This week I am writing about Chapter 14 of “Codependent No More” by Melody Beattie: Reading, analyzing, learning from, sharing my experiences and applying the insights in my life. (I highly recommend reading the book for a true understanding of codependency and reading the entire blog to avoid misunderstanding this information or taking statements out of context.
Chapter 14: Anger
"It is okay to feel angry when we need to." (p.160) Melody ends this chapter with this statement, and allowing yourself to believe and know this is key to becoming healthy.
"Anger is one profound effect of alcoholism. It is also an effect of many of the other compulsive disorders or problems codependents find themselves living with." (p.157)
I know from experience that when you have frequently witnessed extreme angry outbursts and violence from an alcoholic parent growing up or from someone else in the past or present, this does effect you! The fear associated with these experiences can cause you to have such great anxiety with situations of conflict, even those that are not extreme or violent, that you do anything you can to avoid being true to what you think or feel for fear of conflict or disapproval. You fear using your voice, following your intuition or just being you. And "repressed anger, like other repressed emotions, causes problems." (p.156)
Most of us have never learned to deal with anger. We wonder why we feel it, how can we deal with it, how can we feel better, and "what's wrong with me?" (p.156)
"We can repeat it to ourselves as often as necessary: There's nothing wrong with us... (and if you are living with active alcoholism or other compulsive or personality disorder), of course you are angry!" (p.156)
Melody does a fantastic job of describing and explaining the sources, relationship with, feelings about and outcomes of a codependent's expressed and unexpressed anger. She lists the limiting myths and beliefs we have about anger. (p.153-154) She also lists 13 ways to deal with anger (p.158 - 160), which I will list at the end of the blog. This is life-saving information, as it will help you to get your life back when you change your beliefs and habits.
Something that I have found crucial on my journey to clarity and bliss is not only to understand your own subconscious limiting beliefs and paradigms around anger, but also to replace them in your subconscious with NEW, empowering beliefs such as:
* It's okay to feel angry.
* I can handle my anger in a healthy way.

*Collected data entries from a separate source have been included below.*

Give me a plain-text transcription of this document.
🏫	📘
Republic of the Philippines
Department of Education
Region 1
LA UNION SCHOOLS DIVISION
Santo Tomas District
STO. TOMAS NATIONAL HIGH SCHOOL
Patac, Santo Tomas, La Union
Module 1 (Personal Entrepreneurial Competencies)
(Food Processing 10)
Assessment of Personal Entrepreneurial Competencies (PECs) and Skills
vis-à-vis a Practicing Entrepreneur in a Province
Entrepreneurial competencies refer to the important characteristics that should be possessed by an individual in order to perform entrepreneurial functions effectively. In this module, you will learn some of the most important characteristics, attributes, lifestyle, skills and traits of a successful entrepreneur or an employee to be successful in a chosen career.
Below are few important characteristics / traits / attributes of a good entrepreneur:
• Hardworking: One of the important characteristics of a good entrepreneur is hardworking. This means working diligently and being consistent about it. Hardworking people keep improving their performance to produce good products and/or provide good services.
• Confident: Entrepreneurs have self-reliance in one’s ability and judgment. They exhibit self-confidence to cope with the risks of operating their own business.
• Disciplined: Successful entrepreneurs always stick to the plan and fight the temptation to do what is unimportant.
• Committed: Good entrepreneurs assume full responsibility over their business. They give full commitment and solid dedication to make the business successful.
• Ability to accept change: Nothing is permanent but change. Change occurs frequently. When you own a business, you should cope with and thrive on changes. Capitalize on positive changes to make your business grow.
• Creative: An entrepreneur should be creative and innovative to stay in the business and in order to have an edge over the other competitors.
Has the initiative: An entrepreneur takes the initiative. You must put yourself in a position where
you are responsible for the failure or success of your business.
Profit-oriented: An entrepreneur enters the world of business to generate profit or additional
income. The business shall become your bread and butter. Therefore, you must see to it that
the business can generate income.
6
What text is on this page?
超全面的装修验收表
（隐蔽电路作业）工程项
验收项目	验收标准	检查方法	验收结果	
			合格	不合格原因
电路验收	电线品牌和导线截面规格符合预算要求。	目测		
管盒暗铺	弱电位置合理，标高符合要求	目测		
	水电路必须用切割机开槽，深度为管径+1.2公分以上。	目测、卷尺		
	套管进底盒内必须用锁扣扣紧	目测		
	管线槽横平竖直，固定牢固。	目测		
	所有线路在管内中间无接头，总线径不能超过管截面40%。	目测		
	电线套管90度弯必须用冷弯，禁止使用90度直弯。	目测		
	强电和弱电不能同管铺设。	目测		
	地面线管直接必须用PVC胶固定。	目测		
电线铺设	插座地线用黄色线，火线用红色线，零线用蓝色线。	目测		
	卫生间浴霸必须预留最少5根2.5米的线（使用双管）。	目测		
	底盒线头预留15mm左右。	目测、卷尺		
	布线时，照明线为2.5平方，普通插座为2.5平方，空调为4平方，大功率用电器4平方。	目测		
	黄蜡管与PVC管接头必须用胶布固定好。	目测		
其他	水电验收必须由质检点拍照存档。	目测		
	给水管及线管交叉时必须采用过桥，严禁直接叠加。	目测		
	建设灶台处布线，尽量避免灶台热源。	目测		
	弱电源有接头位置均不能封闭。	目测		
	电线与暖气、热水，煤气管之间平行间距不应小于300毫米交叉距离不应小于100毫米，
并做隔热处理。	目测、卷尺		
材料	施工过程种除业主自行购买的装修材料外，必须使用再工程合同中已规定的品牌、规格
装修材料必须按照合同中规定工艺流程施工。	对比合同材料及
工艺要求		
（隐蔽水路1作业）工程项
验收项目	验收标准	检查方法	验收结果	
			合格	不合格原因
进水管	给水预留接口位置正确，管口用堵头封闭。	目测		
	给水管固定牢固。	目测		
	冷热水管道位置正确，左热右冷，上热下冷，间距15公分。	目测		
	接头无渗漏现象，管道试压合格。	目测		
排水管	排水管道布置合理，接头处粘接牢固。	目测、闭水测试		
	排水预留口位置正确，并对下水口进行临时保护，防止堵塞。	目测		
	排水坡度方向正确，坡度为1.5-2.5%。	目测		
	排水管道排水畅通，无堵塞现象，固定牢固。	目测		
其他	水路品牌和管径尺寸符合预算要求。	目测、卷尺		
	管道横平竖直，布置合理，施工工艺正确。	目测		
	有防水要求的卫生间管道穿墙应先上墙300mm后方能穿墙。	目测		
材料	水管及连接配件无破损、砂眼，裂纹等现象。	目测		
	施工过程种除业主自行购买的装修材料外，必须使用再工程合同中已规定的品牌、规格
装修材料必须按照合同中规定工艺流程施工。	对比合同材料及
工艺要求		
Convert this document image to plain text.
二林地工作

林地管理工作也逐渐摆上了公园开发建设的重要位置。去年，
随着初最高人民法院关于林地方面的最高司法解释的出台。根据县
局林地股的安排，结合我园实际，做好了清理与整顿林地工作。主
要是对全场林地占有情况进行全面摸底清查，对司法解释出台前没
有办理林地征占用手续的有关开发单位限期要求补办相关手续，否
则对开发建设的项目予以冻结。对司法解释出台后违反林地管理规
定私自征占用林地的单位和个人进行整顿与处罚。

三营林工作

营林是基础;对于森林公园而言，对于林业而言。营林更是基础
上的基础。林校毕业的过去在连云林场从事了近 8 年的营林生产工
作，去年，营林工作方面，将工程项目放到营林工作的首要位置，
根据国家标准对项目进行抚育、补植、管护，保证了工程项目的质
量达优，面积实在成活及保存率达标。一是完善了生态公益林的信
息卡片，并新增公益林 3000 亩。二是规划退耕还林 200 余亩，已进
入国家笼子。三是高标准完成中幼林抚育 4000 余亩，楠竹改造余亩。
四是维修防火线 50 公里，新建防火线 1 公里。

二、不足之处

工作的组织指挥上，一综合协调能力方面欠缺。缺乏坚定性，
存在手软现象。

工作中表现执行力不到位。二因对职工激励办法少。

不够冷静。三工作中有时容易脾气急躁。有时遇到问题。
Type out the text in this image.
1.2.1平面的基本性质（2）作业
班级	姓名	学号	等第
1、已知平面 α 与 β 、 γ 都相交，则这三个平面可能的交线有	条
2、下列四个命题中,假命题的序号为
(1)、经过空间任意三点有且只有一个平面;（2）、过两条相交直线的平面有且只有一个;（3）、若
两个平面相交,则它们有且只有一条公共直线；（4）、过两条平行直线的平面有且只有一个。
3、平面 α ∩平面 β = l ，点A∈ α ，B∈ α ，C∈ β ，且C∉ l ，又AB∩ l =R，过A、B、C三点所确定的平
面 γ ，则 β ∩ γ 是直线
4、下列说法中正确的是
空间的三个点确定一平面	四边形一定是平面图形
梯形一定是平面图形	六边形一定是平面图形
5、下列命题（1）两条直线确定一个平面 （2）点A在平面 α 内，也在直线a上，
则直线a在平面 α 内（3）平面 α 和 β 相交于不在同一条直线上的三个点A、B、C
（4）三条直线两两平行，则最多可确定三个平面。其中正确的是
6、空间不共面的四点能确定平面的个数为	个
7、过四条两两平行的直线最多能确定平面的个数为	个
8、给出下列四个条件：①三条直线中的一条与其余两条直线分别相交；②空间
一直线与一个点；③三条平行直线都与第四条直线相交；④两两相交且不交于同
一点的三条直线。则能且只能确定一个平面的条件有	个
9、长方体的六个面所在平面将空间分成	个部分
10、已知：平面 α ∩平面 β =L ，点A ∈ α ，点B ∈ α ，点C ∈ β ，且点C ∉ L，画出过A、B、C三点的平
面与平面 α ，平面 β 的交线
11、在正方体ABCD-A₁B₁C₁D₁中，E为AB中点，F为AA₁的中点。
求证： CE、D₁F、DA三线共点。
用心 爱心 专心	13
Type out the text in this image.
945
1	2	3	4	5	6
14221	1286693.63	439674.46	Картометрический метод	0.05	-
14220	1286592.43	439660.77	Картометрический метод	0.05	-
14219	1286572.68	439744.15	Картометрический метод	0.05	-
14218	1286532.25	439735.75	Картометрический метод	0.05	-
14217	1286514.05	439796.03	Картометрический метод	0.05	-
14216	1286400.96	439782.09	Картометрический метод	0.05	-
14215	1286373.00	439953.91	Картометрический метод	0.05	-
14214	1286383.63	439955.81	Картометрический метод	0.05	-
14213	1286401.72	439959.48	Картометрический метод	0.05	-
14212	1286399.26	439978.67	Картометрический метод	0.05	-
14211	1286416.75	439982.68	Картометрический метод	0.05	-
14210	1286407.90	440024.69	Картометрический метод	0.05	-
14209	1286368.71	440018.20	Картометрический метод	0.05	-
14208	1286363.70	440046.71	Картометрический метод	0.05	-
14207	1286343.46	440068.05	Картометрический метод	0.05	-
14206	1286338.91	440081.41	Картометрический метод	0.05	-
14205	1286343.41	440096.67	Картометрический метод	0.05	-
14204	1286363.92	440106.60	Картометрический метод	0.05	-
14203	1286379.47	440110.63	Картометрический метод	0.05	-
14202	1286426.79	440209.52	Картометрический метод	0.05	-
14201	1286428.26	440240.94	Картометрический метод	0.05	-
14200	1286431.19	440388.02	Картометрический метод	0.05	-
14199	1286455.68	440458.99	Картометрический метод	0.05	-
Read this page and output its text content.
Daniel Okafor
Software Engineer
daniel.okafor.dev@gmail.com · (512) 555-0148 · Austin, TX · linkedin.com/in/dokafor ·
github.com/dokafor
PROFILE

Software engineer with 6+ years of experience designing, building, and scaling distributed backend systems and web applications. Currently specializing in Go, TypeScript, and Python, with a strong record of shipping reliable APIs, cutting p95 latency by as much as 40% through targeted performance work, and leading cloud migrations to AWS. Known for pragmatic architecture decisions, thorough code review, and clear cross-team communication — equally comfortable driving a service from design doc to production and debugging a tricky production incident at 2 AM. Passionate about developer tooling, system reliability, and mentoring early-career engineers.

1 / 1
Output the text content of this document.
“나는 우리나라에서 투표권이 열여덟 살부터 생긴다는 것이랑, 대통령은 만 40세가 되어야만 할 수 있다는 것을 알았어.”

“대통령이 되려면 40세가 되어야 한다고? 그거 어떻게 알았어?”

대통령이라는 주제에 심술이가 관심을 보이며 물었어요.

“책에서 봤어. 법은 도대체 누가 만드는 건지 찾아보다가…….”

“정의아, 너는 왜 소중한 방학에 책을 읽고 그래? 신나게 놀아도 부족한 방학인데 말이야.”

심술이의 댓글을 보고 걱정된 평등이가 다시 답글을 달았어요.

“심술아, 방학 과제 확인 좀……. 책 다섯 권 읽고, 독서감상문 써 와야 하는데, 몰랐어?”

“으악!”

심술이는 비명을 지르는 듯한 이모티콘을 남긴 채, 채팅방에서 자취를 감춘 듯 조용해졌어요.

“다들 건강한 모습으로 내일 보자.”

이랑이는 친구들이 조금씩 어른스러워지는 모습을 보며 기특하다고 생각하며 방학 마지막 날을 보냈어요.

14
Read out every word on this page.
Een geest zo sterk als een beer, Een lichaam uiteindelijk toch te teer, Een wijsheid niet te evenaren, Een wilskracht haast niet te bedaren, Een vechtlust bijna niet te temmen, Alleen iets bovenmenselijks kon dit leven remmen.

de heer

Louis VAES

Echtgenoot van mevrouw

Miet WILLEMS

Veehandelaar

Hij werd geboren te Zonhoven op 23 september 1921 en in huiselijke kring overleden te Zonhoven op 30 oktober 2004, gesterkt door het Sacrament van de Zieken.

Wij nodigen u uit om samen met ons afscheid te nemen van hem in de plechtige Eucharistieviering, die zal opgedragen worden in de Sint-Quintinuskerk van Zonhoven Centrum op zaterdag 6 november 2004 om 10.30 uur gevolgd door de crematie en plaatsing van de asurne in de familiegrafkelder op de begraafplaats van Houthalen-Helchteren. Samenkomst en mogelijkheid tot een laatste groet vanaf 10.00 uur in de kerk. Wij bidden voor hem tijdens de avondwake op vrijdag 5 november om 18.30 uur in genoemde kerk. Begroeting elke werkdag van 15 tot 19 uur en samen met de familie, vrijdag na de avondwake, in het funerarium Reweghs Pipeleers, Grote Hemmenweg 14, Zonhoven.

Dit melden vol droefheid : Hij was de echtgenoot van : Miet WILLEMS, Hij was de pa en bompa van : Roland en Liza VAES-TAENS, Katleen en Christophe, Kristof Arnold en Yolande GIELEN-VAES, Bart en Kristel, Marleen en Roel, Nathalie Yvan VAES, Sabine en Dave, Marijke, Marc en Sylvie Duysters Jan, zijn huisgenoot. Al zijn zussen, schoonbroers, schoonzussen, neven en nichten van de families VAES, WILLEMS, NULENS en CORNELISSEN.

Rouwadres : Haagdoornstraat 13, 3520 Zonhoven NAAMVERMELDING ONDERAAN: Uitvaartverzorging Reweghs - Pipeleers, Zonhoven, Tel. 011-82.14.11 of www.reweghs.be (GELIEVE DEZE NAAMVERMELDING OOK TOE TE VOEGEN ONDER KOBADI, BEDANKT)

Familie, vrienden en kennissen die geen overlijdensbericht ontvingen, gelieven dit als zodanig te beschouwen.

* Feeling anger is a sign that something is wrong and should be listened to and examined to determine the "next step".
* The feeling of anger can allow me to regain a sense of power, allowing depression and powerlessness to lift. Anger feels better than depression and hopelessness. It is important not to get stuck by remaining in this feeling of anger too long, but from an angry place I can move to relieving my frustration and move up "the emotional scale" to regain control and feel better. (From "Ask and It is Given, Learning to Manifest Your Dreams", p.116-118, by Esther and Jerry Hicks.")
* Just because someone gets angry at me does not mean I have done something "wrong". It could mean they are wanting to avoid dealing with their own problems. It is not my job to fix someone else or their problems. It is not my responsibility to make another person feel better.
* Conflict can be quite helpful by increasing communication, building mutual understanding, and forging new agreements that are designed to eliminate its underlying causes.
* While I really do not like confrontations, I am not willing to give in to manipulation just to avoid one.
*Although I feel anxious and somewhat afraid when someone displays anger and hostility, I will not let myself be intimidated. Using anger and hostility as a way of pressuring me into doing something I do not want to do just will not work. I am not to blame if the other person chooses to get angry and hostile. I may not like feeling anxious and afraid, but I can tolerate it. Letting myself be manipulated feels a lot worse.
(The last 3 affirmations are from "Who's Pulling Your Strings? How to Break the Cycle of Manipulation and Regain Control of Your Life", p.225-227, by Harriet B. Braiker.)
Melodie's suggestions for dealing with anger (note that the book has more detail than what I am listing here):
* Address any myths we have subscribed to about anger.
* Feel the emotion.
* Acknowledge the thoughts that accompany the feeling.
* Examine the thinking that goes with the feeling.
* Make a responsible decision about what, in any, action we need to take.
* Don't let anger control us.
* Openly and honestly discuss our anger, when it's appropriate.
* Take responsibility for our anger.
* Talk to people we trust.
* Burn off the anger energy.
* Don't beat ourselves or others for feeling angry.
* Write letter we don't intend to send.
* Deal with guilt.
(p.158-160)
"Once we begin dealing with anger, we may notice we feel angry much of the time. That's common. We're like kids with a new toy. We'll settle down with it. Be patient. We aren't going to deal with it perfectly. No one does. We'll make mistakes, but we'll also learn from them.... Strive for progress." (p.160)
"There is much more to life than anger.